Oriente vs Ocidente
Será a música oriental mais relaxante que a ocidental? À pergunta de leigo, o compositor responde-nos com um peremptório não! Trata-se apenas de uma técnica diferente - nós temos uma escala de 12 sons, é a escala ocidental, ou chamada escala pitagórica; enquanto que a oriental (indiana e árabe) utiliza sons para além destes 12. Logo aqui há uma cor completamente diferente...
Saiba-se, por exemplo, que não se pode tocar uma música oriental num piano, além de que ritmicamente nós sentimos a música a quatro ou a dois tempos e os orientais têm padrões completamente diferentes. Contudo, isto não significa que essa diferença influencie mais ou menos os comportamentos.
O compositor é da opinião que a relação que se estabelece entre a pessoa e a música é muito particular. Daí, que este profissional faça questão em sublinhar que o projecto que realiza com o autor e o editor dos textos dos CD's não é Musicoterapia, mas antes que se trata de um projecto musical que produz efeitos nas pessoas.
Sem nunca esquecer que cada pessoa é uma essência única, logo nem todos podemos reagir da mesma maneira ao que nos chega do exterior.
Teorias à parte, a verdade é que é inegável o efeito da música no nosso comportamento. A reacção das pessoas pode ser diferente mas na sua maioria ninguém resiste a sentir uma emoção, por breve e efémera que seja, ao ouvir um acorde maior. Afinal, como dizia Pessoa, "o verdadeiro mistério das coisas, é que elas não têm mistério nenhum".
Walkman na sala de operações
De origem profana ou sagrada, a verdade é que pensar na música como algo que cura é uma das descobertas mais fantásticas do nosso Tempo.
Em Nova Iorque, o corpo médico de um hospital permitiu que os pacientes idosos escolhessem uma selecção musical para ouvir, enquanto eram submetidos a uma cirurgia ocular ambulatória, o que reduziu bastante a pressão sanguínea e o stress. "A música pode normalizar a pressão alta provocada pelo stress da cirurgia", disse Karen Allen, chefe da equipa da Universidade do Estado de Nova York, em Búfalo.

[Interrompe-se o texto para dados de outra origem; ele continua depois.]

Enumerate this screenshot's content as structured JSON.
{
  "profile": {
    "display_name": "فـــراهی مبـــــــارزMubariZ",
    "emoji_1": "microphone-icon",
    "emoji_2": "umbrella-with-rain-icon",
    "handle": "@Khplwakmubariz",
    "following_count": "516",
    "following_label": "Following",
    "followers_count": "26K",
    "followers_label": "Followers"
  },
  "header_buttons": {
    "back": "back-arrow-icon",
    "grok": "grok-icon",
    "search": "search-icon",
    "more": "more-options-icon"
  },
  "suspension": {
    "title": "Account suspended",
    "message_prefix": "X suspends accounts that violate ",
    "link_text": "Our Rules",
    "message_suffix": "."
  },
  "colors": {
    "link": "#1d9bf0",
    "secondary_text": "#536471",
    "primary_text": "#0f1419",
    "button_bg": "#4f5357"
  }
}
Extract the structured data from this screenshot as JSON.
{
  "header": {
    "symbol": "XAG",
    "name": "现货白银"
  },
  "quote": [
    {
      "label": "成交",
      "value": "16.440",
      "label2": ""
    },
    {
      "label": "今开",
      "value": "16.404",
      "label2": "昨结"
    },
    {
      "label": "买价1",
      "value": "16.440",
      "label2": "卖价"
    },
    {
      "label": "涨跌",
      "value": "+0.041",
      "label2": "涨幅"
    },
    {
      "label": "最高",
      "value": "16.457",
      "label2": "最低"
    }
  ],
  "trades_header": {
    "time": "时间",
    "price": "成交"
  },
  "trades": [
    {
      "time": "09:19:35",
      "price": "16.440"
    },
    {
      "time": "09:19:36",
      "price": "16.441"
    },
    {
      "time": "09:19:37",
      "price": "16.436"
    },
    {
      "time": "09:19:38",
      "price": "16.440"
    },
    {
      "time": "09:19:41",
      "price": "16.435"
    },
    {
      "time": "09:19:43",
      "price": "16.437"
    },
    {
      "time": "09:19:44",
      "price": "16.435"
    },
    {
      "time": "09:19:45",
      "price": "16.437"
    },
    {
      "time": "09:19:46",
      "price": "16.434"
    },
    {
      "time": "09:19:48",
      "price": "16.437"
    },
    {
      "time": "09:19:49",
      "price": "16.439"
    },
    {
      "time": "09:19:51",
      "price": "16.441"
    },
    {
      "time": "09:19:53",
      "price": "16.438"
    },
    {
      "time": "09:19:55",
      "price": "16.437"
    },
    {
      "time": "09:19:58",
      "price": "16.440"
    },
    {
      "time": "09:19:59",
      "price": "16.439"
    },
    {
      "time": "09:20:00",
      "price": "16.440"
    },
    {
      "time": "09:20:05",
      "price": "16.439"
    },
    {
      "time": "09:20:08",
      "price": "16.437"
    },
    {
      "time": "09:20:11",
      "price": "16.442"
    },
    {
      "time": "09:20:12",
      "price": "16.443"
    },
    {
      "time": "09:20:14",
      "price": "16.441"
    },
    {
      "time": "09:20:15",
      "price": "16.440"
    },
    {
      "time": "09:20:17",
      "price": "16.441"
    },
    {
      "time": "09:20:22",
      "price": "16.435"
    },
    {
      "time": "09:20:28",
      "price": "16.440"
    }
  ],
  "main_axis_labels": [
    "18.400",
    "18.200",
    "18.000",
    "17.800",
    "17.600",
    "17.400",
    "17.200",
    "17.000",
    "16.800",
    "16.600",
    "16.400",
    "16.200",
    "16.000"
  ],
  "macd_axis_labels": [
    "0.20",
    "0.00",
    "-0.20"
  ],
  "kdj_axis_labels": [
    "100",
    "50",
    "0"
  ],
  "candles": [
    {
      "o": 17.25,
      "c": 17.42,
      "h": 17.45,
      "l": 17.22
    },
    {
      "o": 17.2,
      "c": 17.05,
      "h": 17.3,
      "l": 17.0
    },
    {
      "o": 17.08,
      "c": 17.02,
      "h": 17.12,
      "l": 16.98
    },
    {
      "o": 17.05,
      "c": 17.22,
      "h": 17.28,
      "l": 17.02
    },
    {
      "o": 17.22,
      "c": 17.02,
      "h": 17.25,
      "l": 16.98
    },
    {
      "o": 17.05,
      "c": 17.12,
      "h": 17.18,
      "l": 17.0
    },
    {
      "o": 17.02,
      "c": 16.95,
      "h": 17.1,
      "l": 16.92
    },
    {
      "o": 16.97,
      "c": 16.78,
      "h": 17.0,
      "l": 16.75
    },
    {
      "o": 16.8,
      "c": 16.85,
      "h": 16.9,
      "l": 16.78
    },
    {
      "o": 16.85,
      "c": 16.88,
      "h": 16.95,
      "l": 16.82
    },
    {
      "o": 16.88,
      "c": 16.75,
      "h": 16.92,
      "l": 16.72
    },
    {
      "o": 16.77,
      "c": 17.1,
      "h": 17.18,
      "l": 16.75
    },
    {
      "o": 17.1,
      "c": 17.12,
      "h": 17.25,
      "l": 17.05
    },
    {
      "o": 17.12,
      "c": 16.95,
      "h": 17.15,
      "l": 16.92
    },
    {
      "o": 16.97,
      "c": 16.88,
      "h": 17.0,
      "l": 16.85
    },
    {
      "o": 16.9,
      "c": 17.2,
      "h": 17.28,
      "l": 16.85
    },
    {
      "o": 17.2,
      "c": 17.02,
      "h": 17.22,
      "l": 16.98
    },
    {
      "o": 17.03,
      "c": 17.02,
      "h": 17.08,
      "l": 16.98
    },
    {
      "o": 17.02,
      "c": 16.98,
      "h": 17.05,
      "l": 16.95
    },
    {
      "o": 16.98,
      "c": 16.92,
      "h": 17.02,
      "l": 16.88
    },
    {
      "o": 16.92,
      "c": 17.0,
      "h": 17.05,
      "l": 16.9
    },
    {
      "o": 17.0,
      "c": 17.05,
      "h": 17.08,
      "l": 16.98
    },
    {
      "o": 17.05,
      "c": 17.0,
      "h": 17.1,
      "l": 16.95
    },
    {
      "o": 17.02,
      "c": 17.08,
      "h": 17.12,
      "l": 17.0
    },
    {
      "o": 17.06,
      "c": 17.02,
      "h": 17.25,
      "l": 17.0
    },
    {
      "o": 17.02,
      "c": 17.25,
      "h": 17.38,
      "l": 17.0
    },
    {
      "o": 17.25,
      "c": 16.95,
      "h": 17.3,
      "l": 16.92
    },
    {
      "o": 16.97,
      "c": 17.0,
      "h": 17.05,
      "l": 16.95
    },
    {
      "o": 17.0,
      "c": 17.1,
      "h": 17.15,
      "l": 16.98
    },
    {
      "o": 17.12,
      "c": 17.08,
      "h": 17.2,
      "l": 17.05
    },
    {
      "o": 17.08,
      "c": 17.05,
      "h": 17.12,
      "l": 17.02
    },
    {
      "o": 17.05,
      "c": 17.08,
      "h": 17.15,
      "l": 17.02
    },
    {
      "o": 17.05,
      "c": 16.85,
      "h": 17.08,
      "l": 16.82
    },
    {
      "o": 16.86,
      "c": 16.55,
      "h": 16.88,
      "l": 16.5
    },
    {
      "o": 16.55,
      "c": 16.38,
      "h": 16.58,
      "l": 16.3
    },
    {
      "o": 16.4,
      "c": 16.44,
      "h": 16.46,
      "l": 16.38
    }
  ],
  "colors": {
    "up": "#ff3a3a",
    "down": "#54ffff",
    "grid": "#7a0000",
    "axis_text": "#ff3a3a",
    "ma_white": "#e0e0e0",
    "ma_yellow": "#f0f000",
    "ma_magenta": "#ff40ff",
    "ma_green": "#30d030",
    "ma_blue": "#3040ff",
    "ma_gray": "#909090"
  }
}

Ao que parece, os pesquisadores avaliaram um grupo de 40 homens e mulheres entre os 51 e os 87 anos, submetidos a cirurgia ambulatória para catarata ou glaucoma. Metade dos pacientes receberam um walkman e auriculares para usar durante a cirurgia. Os pacientes escolher¬am uma selecção musical que incluiu violão clássico, folk e música dos anos 40 e 50. A outra metade do grupo não ouviu música durante a cirurgia.
Face a um controle de pressão, os dois grupos revelaram um pico significativo na manhã da cirurgia, indicando um alto grau de ansiedade antes do procedimento. Os pacientes que ouviram música voltaram ao nível normal de pressão, cinco minutos após o início da música. Enquanto os submetidos à cirurgia sem música continuaram com elevados níveis de pressão, segundo o estudo publicado da revista "Psychosomatic Medicine".
"Nestas faixas etárias, não se sabe o que pode acontecer se a pressão aumentar. As pessoas podem sofrer derrames ou enfartes", afirmou aquela responsável, acrescentando: "Quanto mais calmo o paciente estiver, melhor se vai sair".
Perante este cenário, os investigadores disseram mesmo que se fossem administradores de um hospital, pensariam seriamente em permitir que as pessoas levassem o seu walkman para as cirurgias ambulatórias - "Não custa nada. Não tem riscos, não magoa, pode ajudar e todos gostam", concluiu.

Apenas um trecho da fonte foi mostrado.